Furniture Berbahan Limbah Laku Hingga Belanda

oleh -26564 Dilihat
oleh
Tukimin dengan produk Furniture berupa satu set meja kursi tamu. KH/ Kandar

SEMIN, (KH)— Siapa sangka, usaha dibidang furniture yang pernah diremehkan kini malah makin berkembang. Bahkan produk mebelair yang sarat dengan kreativitas dan inovasi rintisan Tukimin warga Padukuhan Kerdon, Desa Karangsari, Kecamatan Semin ini menembus pasar ekspor.

Saat KH bertandang, Tukimin mengaku, mulanya tak sedikit orang-orang pesimis produk mebelair yang dihasilkan dapat laku terjual. Namun karena kegigihan, dirinya membuktikan usaha yang ia rintis mampu bertahan dengan terus-menerus menerima order.

“Dahulu ada mebelair asal Jepara di sini, naum gulung tikar. Saat saya merintis ada yang pesimis,” kata lelaki yang menjabat sebagai dukuh di wilayah setempat membuka obrolan, Sabtu, (18/6/2016).
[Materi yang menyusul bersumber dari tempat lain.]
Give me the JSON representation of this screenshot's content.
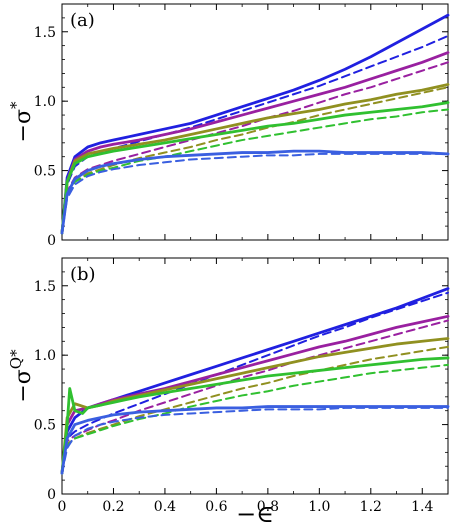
{
  "chart_data": [
    {
      "type": "line",
      "panel_label": "(a)",
      "ylabel": "−σ",
      "ylabel_sup": "*",
      "xlabel": "",
      "xlim": [
        0,
        1.5
      ],
      "ylim": [
        0,
        1.7
      ],
      "xticks": [
        0,
        0.2,
        0.4,
        0.6,
        0.8,
        1.0,
        1.2,
        1.4
      ],
      "xtick_labels": [
        "",
        "",
        "",
        "",
        "",
        "",
        "",
        ""
      ],
      "yticks": [
        0,
        0.5,
        1.0,
        1.5
      ],
      "ytick_labels": [
        "0",
        "0.5",
        "1.0",
        "1.5"
      ],
      "grid": false,
      "series": [
        {
          "color": "#2020e0",
          "style": "solid",
          "x": [
            0,
            0.02,
            0.05,
            0.1,
            0.15,
            0.2,
            0.3,
            0.4,
            0.5,
            0.6,
            0.7,
            0.8,
            0.9,
            1.0,
            1.1,
            1.2,
            1.3,
            1.4,
            1.5
          ],
          "y": [
            0.05,
            0.45,
            0.6,
            0.67,
            0.7,
            0.72,
            0.76,
            0.8,
            0.84,
            0.9,
            0.96,
            1.02,
            1.08,
            1.15,
            1.23,
            1.32,
            1.42,
            1.52,
            1.62
          ]
        },
        {
          "color": "#2020e0",
          "style": "dashed",
          "x": [
            0,
            0.02,
            0.05,
            0.1,
            0.15,
            0.2,
            0.3,
            0.4,
            0.5,
            0.6,
            0.7,
            0.8,
            0.9,
            1.0,
            1.1,
            1.2,
            1.3,
            1.4,
            1.5
          ],
          "y": [
            0.05,
            0.4,
            0.53,
            0.6,
            0.63,
            0.66,
            0.71,
            0.76,
            0.81,
            0.87,
            0.93,
            0.99,
            1.05,
            1.11,
            1.18,
            1.25,
            1.32,
            1.39,
            1.47
          ]
        },
        {
          "color": "#9920a0",
          "style": "solid",
          "x": [
            0,
            0.02,
            0.05,
            0.1,
            0.15,
            0.2,
            0.3,
            0.4,
            0.5,
            0.6,
            0.7,
            0.8,
            0.9,
            1.0,
            1.1,
            1.2,
            1.3,
            1.4,
            1.5
          ],
          "y": [
            0.05,
            0.42,
            0.58,
            0.64,
            0.67,
            0.69,
            0.72,
            0.76,
            0.8,
            0.85,
            0.9,
            0.95,
            1.0,
            1.05,
            1.1,
            1.16,
            1.22,
            1.28,
            1.35
          ]
        },
        {
          "color": "#9920a0",
          "style": "dashed",
          "x": [
            0,
            0.02,
            0.05,
            0.1,
            0.15,
            0.2,
            0.3,
            0.4,
            0.5,
            0.6,
            0.7,
            0.8,
            0.9,
            1.0,
            1.1,
            1.2,
            1.3,
            1.4,
            1.5
          ],
          "y": [
            0.05,
            0.35,
            0.45,
            0.51,
            0.54,
            0.57,
            0.62,
            0.67,
            0.72,
            0.77,
            0.82,
            0.88,
            0.93,
            0.99,
            1.05,
            1.1,
            1.16,
            1.22,
            1.28
          ]
        },
        {
          "color": "#909020",
          "style": "solid",
          "x": [
            0,
            0.02,
            0.05,
            0.1,
            0.15,
            0.2,
            0.3,
            0.4,
            0.5,
            0.6,
            0.7,
            0.8,
            0.9,
            1.0,
            1.1,
            1.2,
            1.3,
            1.4,
            1.5
          ],
          "y": [
            0.05,
            0.42,
            0.57,
            0.62,
            0.64,
            0.66,
            0.69,
            0.72,
            0.76,
            0.8,
            0.84,
            0.88,
            0.91,
            0.94,
            0.98,
            1.01,
            1.05,
            1.08,
            1.12
          ]
        },
        {
          "color": "#909020",
          "style": "dashed",
          "x": [
            0,
            0.02,
            0.05,
            0.1,
            0.15,
            0.2,
            0.3,
            0.4,
            0.5,
            0.6,
            0.7,
            0.8,
            0.9,
            1.0,
            1.1,
            1.2,
            1.3,
            1.4,
            1.5
          ],
          "y": [
            0.05,
            0.33,
            0.42,
            0.48,
            0.51,
            0.54,
            0.59,
            0.63,
            0.67,
            0.72,
            0.76,
            0.81,
            0.85,
            0.9,
            0.94,
            0.98,
            1.02,
            1.06,
            1.1
          ]
        },
        {
          "color": "#30c030",
          "style": "solid",
          "x": [
            0,
            0.02,
            0.05,
            0.1,
            0.15,
            0.2,
            0.3,
            0.4,
            0.5,
            0.6,
            0.7,
            0.8,
            0.9,
            1.0,
            1.1,
            1.2,
            1.3,
            1.4,
            1.5
          ],
          "y": [
            0.05,
            0.42,
            0.55,
            0.6,
            0.62,
            0.64,
            0.67,
            0.7,
            0.73,
            0.76,
            0.79,
            0.82,
            0.84,
            0.87,
            0.9,
            0.92,
            0.94,
            0.96,
            0.99
          ]
        },
        {
          "color": "#30c030",
          "style": "dashed",
          "x": [
            0,
            0.02,
            0.05,
            0.1,
            0.15,
            0.2,
            0.3,
            0.4,
            0.5,
            0.6,
            0.7,
            0.8,
            0.9,
            1.0,
            1.1,
            1.2,
            1.3,
            1.4,
            1.5
          ],
          "y": [
            0.05,
            0.32,
            0.42,
            0.47,
            0.5,
            0.52,
            0.57,
            0.6,
            0.64,
            0.68,
            0.72,
            0.75,
            0.78,
            0.81,
            0.84,
            0.87,
            0.89,
            0.92,
            0.94
          ]
        },
        {
          "color": "#3a5fe0",
          "style": "solid",
          "x": [
            0,
            0.02,
            0.05,
            0.1,
            0.15,
            0.2,
            0.3,
            0.4,
            0.5,
            0.6,
            0.7,
            0.8,
            0.9,
            1.0,
            1.1,
            1.2,
            1.3,
            1.4,
            1.5
          ],
          "y": [
            0.05,
            0.33,
            0.44,
            0.5,
            0.53,
            0.55,
            0.58,
            0.6,
            0.61,
            0.62,
            0.63,
            0.63,
            0.64,
            0.64,
            0.63,
            0.63,
            0.63,
            0.63,
            0.62
          ]
        },
        {
          "color": "#3a5fe0",
          "style": "dashed",
          "x": [
            0,
            0.02,
            0.05,
            0.1,
            0.15,
            0.2,
            0.3,
            0.4,
            0.5,
            0.6,
            0.7,
            0.8,
            0.9,
            1.0,
            1.1,
            1.2,
            1.3,
            1.4,
            1.5
          ],
          "y": [
            0.05,
            0.3,
            0.4,
            0.46,
            0.49,
            0.51,
            0.54,
            0.56,
            0.58,
            0.59,
            0.6,
            0.61,
            0.61,
            0.62,
            0.62,
            0.62,
            0.62,
            0.62,
            0.62
          ]
        }
      ]
    },
    {
      "type": "line",
      "panel_label": "(b)",
      "ylabel": "−σ",
      "ylabel_sup": "Q*",
      "xlabel": "−∈",
      "xlim": [
        0,
        1.5
      ],
      "ylim": [
        0,
        1.7
      ],
      "xticks": [
        0,
        0.2,
        0.4,
        0.6,
        0.8,
        1.0,
        1.2,
        1.4
      ],
      "xtick_labels": [
        "0",
        "0.2",
        "0.4",
        "0.6",
        "0.8",
        "1.0",
        "1.2",
        "1.4"
      ],
      "yticks": [
        0,
        0.5,
        1.0,
        1.5
      ],
      "ytick_labels": [
        "0",
        "0.5",
        "1.0",
        "1.5"
      ],
      "grid": false,
      "series": [
        {
          "color": "#2020e0",
          "style": "solid",
          "x": [
            0,
            0.02,
            0.05,
            0.1,
            0.15,
            0.2,
            0.3,
            0.4,
            0.5,
            0.6,
            0.7,
            0.8,
            0.9,
            1.0,
            1.1,
            1.2,
            1.3,
            1.4,
            1.5
          ],
          "y": [
            0.15,
            0.45,
            0.55,
            0.62,
            0.65,
            0.68,
            0.74,
            0.8,
            0.86,
            0.92,
            0.98,
            1.04,
            1.1,
            1.16,
            1.22,
            1.28,
            1.34,
            1.41,
            1.48
          ]
        },
        {
          "color": "#2020e0",
          "style": "dashed",
          "x": [
            0,
            0.02,
            0.05,
            0.1,
            0.15,
            0.2,
            0.3,
            0.4,
            0.5,
            0.6,
            0.7,
            0.8,
            0.9,
            1.0,
            1.1,
            1.2,
            1.3,
            1.4,
            1.5
          ],
          "y": [
            0.15,
            0.4,
            0.45,
            0.5,
            0.54,
            0.58,
            0.65,
            0.72,
            0.79,
            0.86,
            0.93,
            1.0,
            1.07,
            1.14,
            1.2,
            1.27,
            1.33,
            1.39,
            1.45
          ]
        },
        {
          "color": "#9920a0",
          "style": "solid",
          "x": [
            0,
            0.02,
            0.05,
            0.1,
            0.15,
            0.2,
            0.3,
            0.4,
            0.5,
            0.6,
            0.7,
            0.8,
            0.9,
            1.0,
            1.1,
            1.2,
            1.3,
            1.4,
            1.5
          ],
          "y": [
            0.15,
            0.5,
            0.6,
            0.62,
            0.65,
            0.68,
            0.72,
            0.76,
            0.81,
            0.86,
            0.91,
            0.96,
            1.01,
            1.06,
            1.1,
            1.15,
            1.2,
            1.24,
            1.28
          ]
        },
        {
          "color": "#9920a0",
          "style": "dashed",
          "x": [
            0,
            0.02,
            0.05,
            0.1,
            0.15,
            0.2,
            0.3,
            0.4,
            0.5,
            0.6,
            0.7,
            0.8,
            0.9,
            1.0,
            1.1,
            1.2,
            1.3,
            1.4,
            1.5
          ],
          "y": [
            0.15,
            0.38,
            0.42,
            0.46,
            0.5,
            0.53,
            0.6,
            0.66,
            0.72,
            0.78,
            0.84,
            0.89,
            0.95,
            1.0,
            1.05,
            1.1,
            1.15,
            1.2,
            1.25
          ]
        },
        {
          "color": "#909020",
          "style": "solid",
          "x": [
            0,
            0.02,
            0.05,
            0.1,
            0.15,
            0.2,
            0.3,
            0.4,
            0.5,
            0.6,
            0.7,
            0.8,
            0.9,
            1.0,
            1.1,
            1.2,
            1.3,
            1.4,
            1.5
          ],
          "y": [
            0.15,
            0.55,
            0.65,
            0.62,
            0.64,
            0.67,
            0.71,
            0.75,
            0.79,
            0.83,
            0.87,
            0.91,
            0.95,
            0.99,
            1.02,
            1.05,
            1.08,
            1.1,
            1.12
          ]
        },
        {
          "color": "#909020",
          "style": "dashed",
          "x": [
            0,
            0.02,
            0.05,
            0.1,
            0.15,
            0.2,
            0.3,
            0.4,
            0.5,
            0.6,
            0.7,
            0.8,
            0.9,
            1.0,
            1.1,
            1.2,
            1.3,
            1.4,
            1.5
          ],
          "y": [
            0.15,
            0.36,
            0.4,
            0.44,
            0.47,
            0.5,
            0.56,
            0.61,
            0.66,
            0.71,
            0.76,
            0.8,
            0.85,
            0.89,
            0.93,
            0.97,
            1.0,
            1.03,
            1.06
          ]
        },
        {
          "color": "#30c030",
          "style": "solid",
          "x": [
            0,
            0.02,
            0.03,
            0.05,
            0.08,
            0.1,
            0.15,
            0.2,
            0.3,
            0.4,
            0.5,
            0.6,
            0.7,
            0.8,
            0.9,
            1.0,
            1.1,
            1.2,
            1.3,
            1.4,
            1.5
          ],
          "y": [
            0.15,
            0.5,
            0.76,
            0.6,
            0.58,
            0.62,
            0.64,
            0.66,
            0.7,
            0.73,
            0.76,
            0.79,
            0.82,
            0.85,
            0.87,
            0.89,
            0.91,
            0.93,
            0.95,
            0.97,
            0.98
          ]
        },
        {
          "color": "#30c030",
          "style": "dashed",
          "x": [
            0,
            0.02,
            0.05,
            0.1,
            0.15,
            0.2,
            0.3,
            0.4,
            0.5,
            0.6,
            0.7,
            0.8,
            0.9,
            1.0,
            1.1,
            1.2,
            1.3,
            1.4,
            1.5
          ],
          "y": [
            0.15,
            0.35,
            0.4,
            0.43,
            0.46,
            0.49,
            0.54,
            0.58,
            0.63,
            0.67,
            0.71,
            0.74,
            0.78,
            0.81,
            0.84,
            0.87,
            0.89,
            0.91,
            0.93
          ]
        },
        {
          "color": "#3a5fe0",
          "style": "solid",
          "x": [
            0,
            0.02,
            0.05,
            0.1,
            0.15,
            0.2,
            0.3,
            0.4,
            0.5,
            0.6,
            0.7,
            0.8,
            0.9,
            1.0,
            1.1,
            1.2,
            1.3,
            1.4,
            1.5
          ],
          "y": [
            0.15,
            0.4,
            0.5,
            0.53,
            0.55,
            0.57,
            0.59,
            0.6,
            0.61,
            0.62,
            0.62,
            0.63,
            0.63,
            0.63,
            0.63,
            0.63,
            0.63,
            0.63,
            0.63
          ]
        },
        {
          "color": "#3a5fe0",
          "style": "dashed",
          "x": [
            0,
            0.02,
            0.05,
            0.1,
            0.15,
            0.2,
            0.3,
            0.4,
            0.5,
            0.6,
            0.7,
            0.8,
            0.9,
            1.0,
            1.1,
            1.2,
            1.3,
            1.4,
            1.5
          ],
          "y": [
            0.15,
            0.33,
            0.42,
            0.47,
            0.5,
            0.52,
            0.55,
            0.57,
            0.58,
            0.59,
            0.6,
            0.61,
            0.61,
            0.61,
            0.62,
            0.62,
            0.62,
            0.62,
            0.62
          ]
        }
      ]
    }
  ]
}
Di rumah sekaligus tempat produksinya itu, nampak tumpukan aneka mebelair siap finishing. Bahan baku belum terolah juga tersedia di sisi barat bangunan tipe limasan itu.

Beberapa pekerja terlihat sibuk. Mereka menggarap sesuai bagian pekerjaan masing-masing.

Mebelair bikinan Tukimin tak biasa. Bahan bakunya berasal dari kayu limbah dan ranting-ranting kecil.

Umumnya ranting kayu jati hanya dimanfaatkan sebagai kayu bakar. Namun, ranting-ranting itu ia buat aneka kursi dan meja bernilai artistik.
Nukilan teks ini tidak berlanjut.